The triggering of this fault code follows strict vehicle state machine logic involving specific voltage, current thresholds, and operating condition judgments:

• Monitoring Target BMS continuously monitors analog signals across the shunt resistor, focusing on signal validity and numerical stability. The system compares current readings with preset logical expected values in real-time to ensure integrity of the sampling chain.

• Numerical Range Judgment The core basis for fault determination is "current value outside specified vehicle wake-up threshold range". Specific logic as follows:

  • Static/Wake-up Conditions: When the Main Contactor is disconnected, the system enters a specific self-check mode. Theoretically, no large working current should pass through at this time.
  • Threshold Judgment: BMS detects that the current sampling value exceeds the baseline threshold within the "Vehicle Wake-up Range", which is regarded as an abnormal signal. While specific physical voltage values are usually hidden in calibration files (such as microvolt levels corresponding to specific ADC codes), logically, any reading deviating from this preset "Vehicle Wake-up Range" is marked as excessive deviation.
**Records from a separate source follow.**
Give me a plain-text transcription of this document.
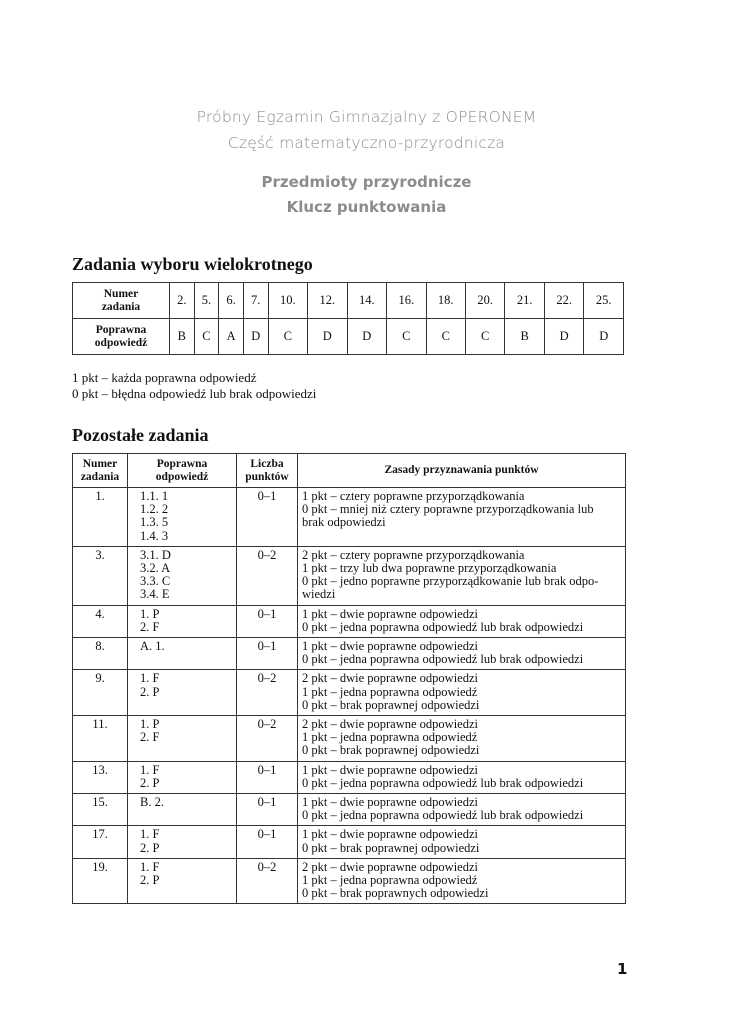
Próbny Egzamin Gimnazjalny z OPERONEM
Część matematyczno-przyrodnicza
Przedmioty przyrodnicze
Klucz punktowania
Zadania wyboru wielokrotnego
Numer
zadania	2.	5.	6.	7.	10.	12.	14.	16.	18.	20.	21.	22.	25.

Poprawna
odpowiedź	B	C	A	D	C	D	D	C	C	C	B	D	D
1 pkt – każda poprawna odpowiedź
0 pkt – błędna odpowiedź lub brak odpowiedzi
Pozostałe zadania
Numer
zadania	Poprawna
odpowiedź	Liczba
punktów	Zasady przyznawania punktów
1.	1.1. 1
1.2. 2
1.3. 5
1.4. 3	0–1	1 pkt – cztery poprawne przyporządkowania
0 pkt – mniej niż cztery poprawne przyporządkowania lub
brak odpowiedzi

3.	3.1. D
3.2. A
3.3. C
3.4. E	0–2	2 pkt – cztery poprawne przyporządkowania
1 pkt – trzy lub dwa poprawne przyporządkowania
0 pkt – jedno poprawne przyporządkowanie lub brak odpo-
wiedzi

4.	1. P
2. F	0–1	1 pkt – dwie poprawne odpowiedzi
0 pkt – jedna poprawna odpowiedź lub brak odpowiedzi

8.	A. 1.	0–1	1 pkt – dwie poprawne odpowiedzi
0 pkt – jedna poprawna odpowiedź lub brak odpowiedzi

9.	1. F
2. P	0–2	2 pkt – dwie poprawne odpowiedzi
1 pkt – jedna poprawna odpowiedź
0 pkt – brak poprawnej odpowiedzi

11.	1. P
2. F	0–2	2 pkt – dwie poprawne odpowiedzi
1 pkt – jedna poprawna odpowiedź
0 pkt – brak poprawnej odpowiedzi

13.	1. F
2. P	0–1	1 pkt – dwie poprawne odpowiedzi
0 pkt – jedna poprawna odpowiedź lub brak odpowiedzi

15.	B. 2.	0–1	1 pkt – dwie poprawne odpowiedzi
0 pkt – jedna poprawna odpowiedź lub brak odpowiedzi

17.	1. F
2. P	0–1	1 pkt – dwie poprawne odpowiedzi
0 pkt – brak poprawnej odpowiedzi

19.	1. F
2. P	0–2	2 pkt – dwie poprawne odpowiedzi
1 pkt – jedna poprawna odpowiedź
0 pkt – brak poprawnych odpowiedzi
1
• Specific Condition Trigger Logic Final fault confirmation requires satisfying the following composite conditions:

  • Vehicle State: The vehicle must be in Power-On state (Ignition ON / Power-On).
  • Power and Chip Verification: The system identifies "Battery Execution and Sampling Unit Non-Impact Current Sampling Power Supply Class or Chip Malfunction Class Fault". This means BMS confirms it is internal power supply or chip logic problem, rather than external high-current load interference.
  • Communication Isolation Judgment: The fault condition specifically requires "No Communication Faults". This is a key diagnostic isolation step; the system must first rule out CAN/LIN communication link faults before locking this DTC. Only after excluding the possibility of communication interruption will the fault be attributed to current sampling deviation or power supply abnormality itself.